Tel est le contexte de la lutte actuelle en Ukraine : la guerre n’est que la première étape d’une lutte qui devrait durer une vingtaine d’années. L’enjeu pour Washington en Ukraine est d’empêcher le monde de devenir multipolaire. Si les États-Unis perdent en Ukraine, cela sonnera le glas du monde unipolaire dominé par « la nation exceptionnelle ».
L’Allemagne est devenue un satellite économique de la guerre froide américaine en cours contre la Russie, la Chine et le reste de l’Eurasie. La République fédérale d’Allemagne et d’autres pays de l’OTAN ont été invités à imposer à la Russie des sanctions en matière de commerce et d’investissement qui survivront à la guerre par procuration qui se déroule actuellement en Ukraine.
Le président Joe Biden et les porte-parole de son département d’État ont déclaré que l’Ukraine n’était que la première étape d’une dynamique beaucoup plus large qui divise le monde en deux ensembles opposés d’alliances économiques.

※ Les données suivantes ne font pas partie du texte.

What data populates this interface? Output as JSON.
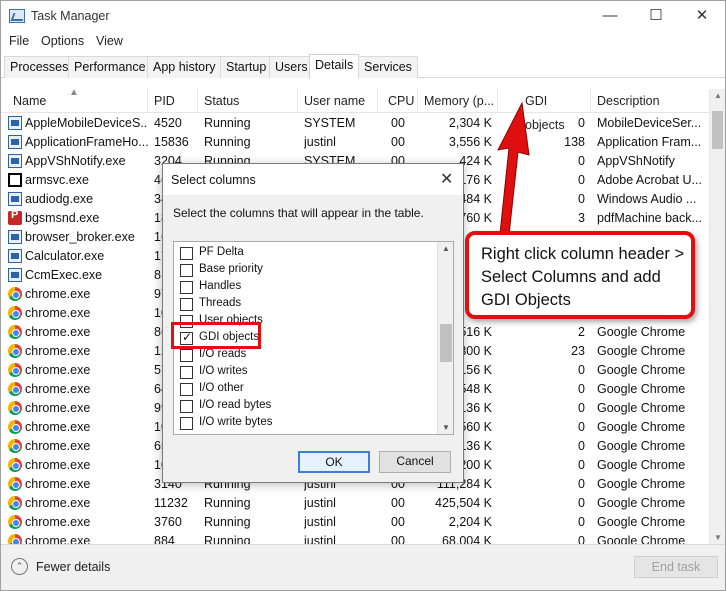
{
  "window": {
    "title": "Task Manager"
  },
  "titlebar": {
    "minimize": "—",
    "maximize": "☐",
    "close": "✕"
  },
  "menu": [
    "File",
    "Options",
    "View"
  ],
  "tabs": [
    "Processes",
    "Performance",
    "App history",
    "Startup",
    "Users",
    "Details",
    "Services"
  ],
  "columns": [
    "Name",
    "PID",
    "Status",
    "User name",
    "CPU",
    "Memory (p...",
    "GDI objects",
    "Description"
  ],
  "rows": [
    {
      "icon": "window-icon",
      "name": "AppleMobileDeviceS...",
      "pid": "4520",
      "status": "Running",
      "user": "SYSTEM",
      "cpu": "00",
      "memory": "2,304 K",
      "gdi": "0",
      "desc": "MobileDeviceSer..."
    },
    {
      "icon": "window-icon",
      "name": "ApplicationFrameHo...",
      "pid": "15836",
      "status": "Running",
      "user": "justinl",
      "cpu": "00",
      "memory": "3,556 K",
      "gdi": "138",
      "desc": "Application Fram..."
    },
    {
      "icon": "window-icon",
      "name": "AppVShNotify.exe",
      "pid": "3204",
      "status": "Running",
      "user": "SYSTEM",
      "cpu": "00",
      "memory": "424 K",
      "gdi": "0",
      "desc": "AppVShNotify"
    },
    {
      "icon": "black-window-icon",
      "name": "armsvc.exe",
      "pid": "46",
      "status": "",
      "user": "",
      "cpu": "",
      "memory": "176 K",
      "gdi": "0",
      "desc": "Adobe Acrobat U..."
    },
    {
      "icon": "window-icon",
      "name": "audiodg.exe",
      "pid": "34",
      "status": "",
      "user": "",
      "cpu": "",
      "memory": "484 K",
      "gdi": "0",
      "desc": "Windows Audio ..."
    },
    {
      "icon": "pdf-red-icon",
      "name": "bgsmsnd.exe",
      "pid": "18",
      "status": "",
      "user": "",
      "cpu": "",
      "memory": "760 K",
      "gdi": "3",
      "desc": "pdfMachine back..."
    },
    {
      "icon": "window-icon",
      "name": "browser_broker.exe",
      "pid": "16",
      "status": "",
      "user": "",
      "cpu": "",
      "memory": "",
      "gdi": "",
      "desc": ""
    },
    {
      "icon": "window-icon",
      "name": "Calculator.exe",
      "pid": "17",
      "status": "",
      "user": "",
      "cpu": "",
      "memory": "",
      "gdi": "",
      "desc": ""
    },
    {
      "icon": "window-icon",
      "name": "CcmExec.exe",
      "pid": "8",
      "status": "",
      "user": "",
      "cpu": "",
      "memory": "",
      "gdi": "",
      "desc": ""
    },
    {
      "icon": "chrome-icon",
      "name": "chrome.exe",
      "pid": "97",
      "status": "",
      "user": "",
      "cpu": "",
      "memory": "",
      "gdi": "",
      "desc": ""
    },
    {
      "icon": "chrome-icon",
      "name": "chrome.exe",
      "pid": "10",
      "status": "",
      "user": "",
      "cpu": "",
      "memory": "",
      "gdi": "",
      "desc": ""
    },
    {
      "icon": "chrome-icon",
      "name": "chrome.exe",
      "pid": "86",
      "status": "",
      "user": "",
      "cpu": "",
      "memory": "516 K",
      "gdi": "2",
      "desc": "Google Chrome"
    },
    {
      "icon": "chrome-icon",
      "name": "chrome.exe",
      "pid": "12",
      "status": "",
      "user": "",
      "cpu": "",
      "memory": "300 K",
      "gdi": "23",
      "desc": "Google Chrome"
    },
    {
      "icon": "chrome-icon",
      "name": "chrome.exe",
      "pid": "57",
      "status": "",
      "user": "",
      "cpu": "",
      "memory": "156 K",
      "gdi": "0",
      "desc": "Google Chrome"
    },
    {
      "icon": "chrome-icon",
      "name": "chrome.exe",
      "pid": "64",
      "status": "",
      "user": "",
      "cpu": "",
      "memory": "548 K",
      "gdi": "0",
      "desc": "Google Chrome"
    },
    {
      "icon": "chrome-icon",
      "name": "chrome.exe",
      "pid": "99",
      "status": "",
      "user": "",
      "cpu": "",
      "memory": "136 K",
      "gdi": "0",
      "desc": "Google Chrome"
    },
    {
      "icon": "chrome-icon",
      "name": "chrome.exe",
      "pid": "10",
      "status": "",
      "user": "",
      "cpu": "",
      "memory": "560 K",
      "gdi": "0",
      "desc": "Google Chrome"
    },
    {
      "icon": "chrome-icon",
      "name": "chrome.exe",
      "pid": "65",
      "status": "",
      "user": "",
      "cpu": "",
      "memory": "136 K",
      "gdi": "0",
      "desc": "Google Chrome"
    },
    {
      "icon": "chrome-icon",
      "name": "chrome.exe",
      "pid": "10",
      "status": "",
      "user": "",
      "cpu": "",
      "memory": "200 K",
      "gdi": "0",
      "desc": "Google Chrome"
    },
    {
      "icon": "chrome-icon",
      "name": "chrome.exe",
      "pid": "3140",
      "status": "Running",
      "user": "justinl",
      "cpu": "00",
      "memory": "111,284 K",
      "gdi": "0",
      "desc": "Google Chrome"
    },
    {
      "icon": "chrome-icon",
      "name": "chrome.exe",
      "pid": "11232",
      "status": "Running",
      "user": "justinl",
      "cpu": "00",
      "memory": "425,504 K",
      "gdi": "0",
      "desc": "Google Chrome"
    },
    {
      "icon": "chrome-icon",
      "name": "chrome.exe",
      "pid": "3760",
      "status": "Running",
      "user": "justinl",
      "cpu": "00",
      "memory": "2,204 K",
      "gdi": "0",
      "desc": "Google Chrome"
    },
    {
      "icon": "chrome-icon",
      "name": "chrome.exe",
      "pid": "884",
      "status": "Running",
      "user": "justinl",
      "cpu": "00",
      "memory": "68,004 K",
      "gdi": "0",
      "desc": "Google Chrome"
    }
  ],
  "footer": {
    "fewer_details": "Fewer details",
    "end_task": "End task"
  },
  "dialog": {
    "title": "Select columns",
    "instruction": "Select the columns that will appear in the table.",
    "options": [
      {
        "label": "PF Delta",
        "checked": false
      },
      {
        "label": "Base priority",
        "checked": false
      },
      {
        "label": "Handles",
        "checked": false
      },
      {
        "label": "Threads",
        "checked": false
      },
      {
        "label": "User objects",
        "checked": false
      },
      {
        "label": "GDI objects",
        "checked": true
      },
      {
        "label": "I/O reads",
        "checked": false
      },
      {
        "label": "I/O writes",
        "checked": false
      },
      {
        "label": "I/O other",
        "checked": false
      },
      {
        "label": "I/O read bytes",
        "checked": false
      },
      {
        "label": "I/O write bytes",
        "checked": false
      }
    ],
    "ok": "OK",
    "cancel": "Cancel"
  },
  "callout": {
    "text": "Right click column header > Select Columns and add GDI Objects"
  },
  "colors": {
    "annotation_red": "#e01010",
    "accent_blue": "#3c7fd6"
  }
}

Cette fracture mondiale promet d’être une lutte de dix ou vingt ans pour déterminer si l’économie mondiale sera une économie unipolaire dollarisée centrée sur les États-Unis ou une économie mondiale multipolaire avec une multidevise centrée au cœur de l’Eurasie avec des économies mixtes publiques et privées.

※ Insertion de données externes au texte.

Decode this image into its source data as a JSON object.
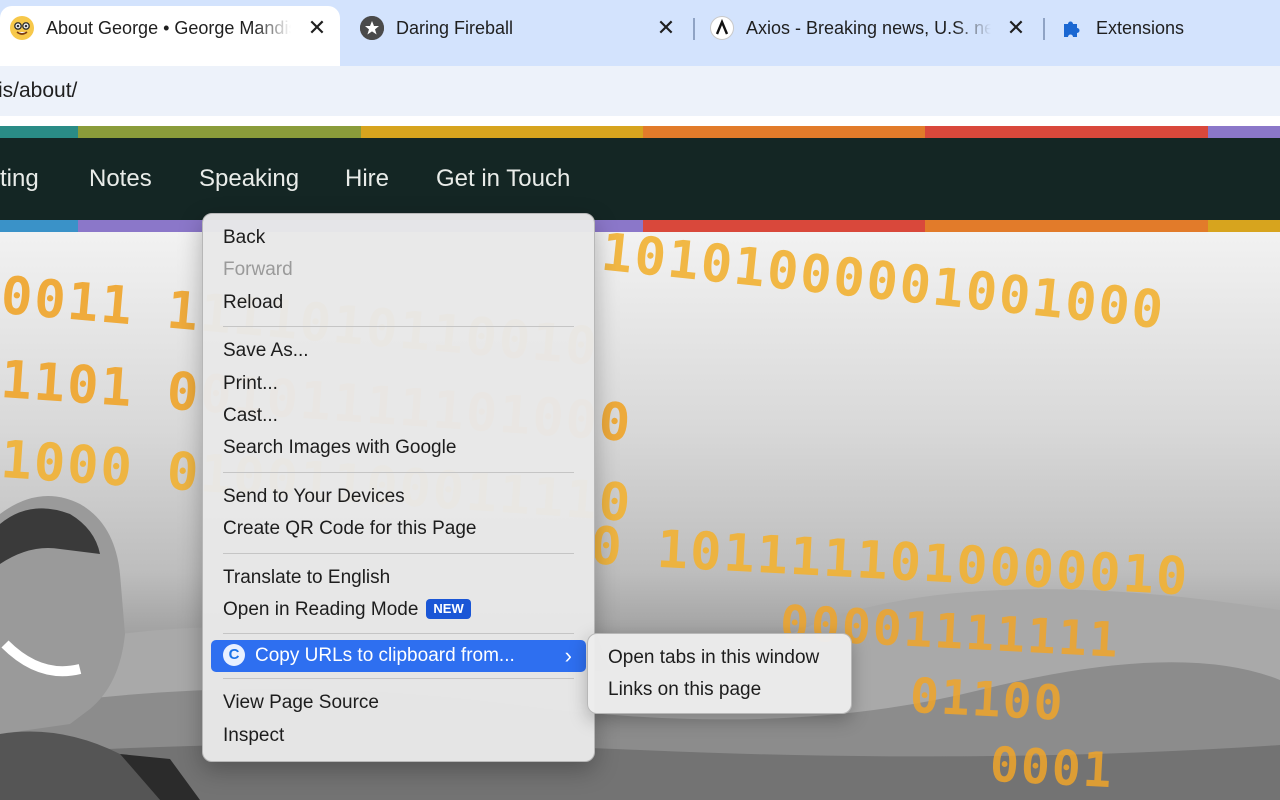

Le président Biden a caractérisé cette division comme un conflit entre démocraties et autocraties. Terminologie typique de la langue de bois orwellienne. Par « démocraties », il entend les États-Unis et leurs oligarchies financières occidentales alliées.
Leur objectif est de faire passer l’organisation économique des mains des gouvernements élus aux mains de Wall Street et d’autres centres financiers sous leur contrôle. Washington utilise, sans freins et contrepoids, le Fonds monétaire international et la Banque mondiale pour imposer la privatisation des infrastructures mondiales, contrôler les technologies, le pétrole, le gaz, la nourriture, les minéraux, les ressources de base, etc.
Par « autocratie », Biden entend les pays qui résistent à la domination économique commandée par les requins de la financiarisation et de la privatisation. Dans la pratique, la rhétorique de la Maison Blanche ne signifie rien d’autre qu’un marchandage pour sa propre croissance économique, au détriment des services publics et de la richesse des autres nations qui dépendraient exclusivement des dispositifs financiers contrôlés par les États-Unis.
Il s’agit essentiellement de savoir si les économies seront soumises au pouvoir financier qui s’enrichit en privatisant les infrastructures de base et les services sociaux, ou si les gouvernements auront suffisamment d’indépendance pour promouvoir une politique d’élévation du niveau de vie en maintenant dans les mains du public les activités bancaires, la création monétaire, la santé, l’éducation, les communications et les transports.
Le pays qui subira le plus de « dommages collatéraux » dans cette fracture économique mondiale est l’Allemagne. Son économie industrielle est la plus avancée d’Europe, mais l’acier, les produits chimiques, les machines, les automobiles et autres biens de consommation dépendent des importations de gaz, de pétrole et de métaux russes tels que l’aluminium, le titane et le palladium.
Cependant, même si deux gazoducs Nord Stream ont été construits pour fournir de l’énergie bon marché aux Allemands, les États-Unis ont exigé que Berlin mette fin à ses achats de gaz russe et désindustrialise ainsi le pays. Cela signifie la fin de sa suprématie économique. La clé de la croissance du PIB en Allemagne, comme dans d’autres pays, est la consommation d’une énergie bon marché pour son tissu industriel.
Les sanctions anti-russes sont essentiellement une politique anti-allemande
Le secrétaire d’État Anthony Blinken n’a cessé de répéter que l’Allemagne devait remplacer le gaz russe à bas prix par du gaz naturel liquéfié (GNL) américain à prix élevé. Pour importer ce gaz, l’Allemagne devra rapidement dépenser plus de 5 milliards de dollars pour développer les capacités portuaires permettant de décharger les navires-citernes de GNL américain. L’effet est clair : l’industrie allemande deviendra non compétitive à court terme. Les faillites se multiplieront, l’emploi diminuera, et les dirigeants allemands pro-OTAN seront confrontés à une dépression chronique et à une baisse du niveau de vie de leurs populations.